К вечеру начинает суетиться, спешить. Михаил Афанасьевич искусно придерживает часов до одиннадцати, чтобы на свидание опоздал и нынче не успел донести. Прохвост нервничает, юлит, наконец пулей вылетает за дверь.

Ну, противно, конечно. Он сердито ворчит:

   — Больше не пущу на порог. Ведь это надо же! Кончил Оксфорд, чтобы потом...

Многозначительно стучит по крышке стола.

Однако недели через две, через три внезапно хохочет:

   — Ну, позвони этому подлецу.

А какое-то время спустя с мрачным удовольствием порезвится, создавая красочный совокупный портрет:

“Внешне он ничем не отличался от многочисленных остальных гостей-мужчин, кроме одного: гостя буквально шатало от волнения, что было видно даже издали. На его щеках горели пятна, и глаза бегали в полной тревоге.

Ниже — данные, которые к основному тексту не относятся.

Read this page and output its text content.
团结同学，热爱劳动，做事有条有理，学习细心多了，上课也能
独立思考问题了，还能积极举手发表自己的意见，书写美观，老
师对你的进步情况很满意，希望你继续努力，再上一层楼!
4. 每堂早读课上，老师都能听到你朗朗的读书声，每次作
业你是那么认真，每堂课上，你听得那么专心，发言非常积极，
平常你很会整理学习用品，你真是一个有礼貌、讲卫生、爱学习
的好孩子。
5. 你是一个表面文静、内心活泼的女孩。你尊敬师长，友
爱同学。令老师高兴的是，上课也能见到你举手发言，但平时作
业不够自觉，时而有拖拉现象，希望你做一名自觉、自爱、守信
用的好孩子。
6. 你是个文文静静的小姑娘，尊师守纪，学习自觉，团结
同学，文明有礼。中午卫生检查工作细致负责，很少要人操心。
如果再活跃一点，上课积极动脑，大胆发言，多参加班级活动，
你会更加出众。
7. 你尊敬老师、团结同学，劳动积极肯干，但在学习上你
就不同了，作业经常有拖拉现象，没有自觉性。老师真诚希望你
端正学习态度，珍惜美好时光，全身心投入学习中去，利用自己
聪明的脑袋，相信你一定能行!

Гость был ошарашен...”

И великий Воланд представляет его:

   — Я счастлив рекомендовать вам почтеннейшего барона Майгеля, служащего зрелищной комиссии в должности ознакомителя иностранцев с достопримечательностями столицы.

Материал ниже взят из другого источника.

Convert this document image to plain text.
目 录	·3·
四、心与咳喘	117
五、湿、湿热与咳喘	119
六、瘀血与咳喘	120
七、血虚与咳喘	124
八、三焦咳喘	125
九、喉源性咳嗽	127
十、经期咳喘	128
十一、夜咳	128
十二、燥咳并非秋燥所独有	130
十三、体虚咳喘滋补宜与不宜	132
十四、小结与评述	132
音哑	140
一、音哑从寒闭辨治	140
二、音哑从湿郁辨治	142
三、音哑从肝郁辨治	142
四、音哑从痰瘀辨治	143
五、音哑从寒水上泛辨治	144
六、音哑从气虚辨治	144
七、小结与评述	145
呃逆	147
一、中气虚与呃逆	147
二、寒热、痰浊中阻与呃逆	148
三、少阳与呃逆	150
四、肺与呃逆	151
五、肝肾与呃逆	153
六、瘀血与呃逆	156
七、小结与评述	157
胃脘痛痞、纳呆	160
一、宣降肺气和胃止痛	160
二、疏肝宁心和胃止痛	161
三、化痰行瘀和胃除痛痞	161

И обращается к прохвосту, интимно понизив свой голос:

   — Да, кстати, барон, разнеслись слухи о чрезвычайной вашей любознательности. Говорят, что она, в соединении с вашей не менее развитой разговорчивостью, стала привлекать общее внимание. Более того, злые языки уже уронили слово — наушник и шпион. И ещё более того, есть предположение, что это приведёт вас к печальному концу не далее, чем через месяц. Так вот, чтобы избавить вас от этого томительного ожидания, мы решили прийти к вам на помощь, воспользовавшись тем обстоятельством, что вы напросились ко мне в гости именно с целью подсмотреть и подслушать всё, что можно...

О, Михаил Афанасьевич творит свой праведный суд точно так же, как в его замечательной книге творит не менее праведный суд его великолепный, хоть и странный герой. И если бы ему ещё всесокрушающее могущество Абадонны! Не сомневаюсь, он бы именно прохвоста испепелил! Единственная поправка: к тому времени, когда в роман вставляется этот фрагмент, Штейгер успевает чем-то проштрафиться перед любителями знать всё о всех, неблагодарными по хамской натуре своей, пристёгивается к делу Тухачевского и идёт под расстрел.

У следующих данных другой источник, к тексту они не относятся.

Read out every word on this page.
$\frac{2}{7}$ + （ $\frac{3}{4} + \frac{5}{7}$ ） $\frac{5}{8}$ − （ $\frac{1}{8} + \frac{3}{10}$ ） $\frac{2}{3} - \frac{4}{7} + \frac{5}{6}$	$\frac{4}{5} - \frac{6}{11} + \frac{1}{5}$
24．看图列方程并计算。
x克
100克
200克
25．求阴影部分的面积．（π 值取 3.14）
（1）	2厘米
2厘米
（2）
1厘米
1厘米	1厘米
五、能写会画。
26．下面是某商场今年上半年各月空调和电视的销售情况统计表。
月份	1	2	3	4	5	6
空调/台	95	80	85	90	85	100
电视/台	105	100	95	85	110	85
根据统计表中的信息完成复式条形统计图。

Впрочем, Михаил Афанасьевич обладает иным, может быть, ещё более страшным, во всяком случае, Нетленным могуществом. Мало ли у него под пером доносителей! В “Последних днях”, например. И он с особенным блеском отделывает четвёртую сцену, в которой извивается этот нестерпимо противный, гадкий Битков. И читает всю пьесу вахтанговцам. И, несмотря на то, что вахтанговцы принимают её одобрительно, вновь возвращается к ней и в течение нескольких дней диктует Елене Сергеевне окончательный вариант.

В те же дни, испросив в театре отпуск на две недели, обрабатывает, чистит и диктует окончательную редакцию “Зойкиной квартиры”, причём, если Станиславский, работая над “Мольером”, требует углубить биографическую, реальную линию, он, напротив, убирает многие реальные подробности быта, обобщает, возвышает типы до символа, углубляет таким образом свой трагический фарс.

В эти же дни окончательно вырисовывается новый вариант забракованной пьесы “Блаженство”, которую мхатовский Горчаков намеревается ставить в Театре сатиры. Михаил Афанасьевич превращает её в новую пьесу, которая позднее назовётся просто “Иваном Васильевичем”.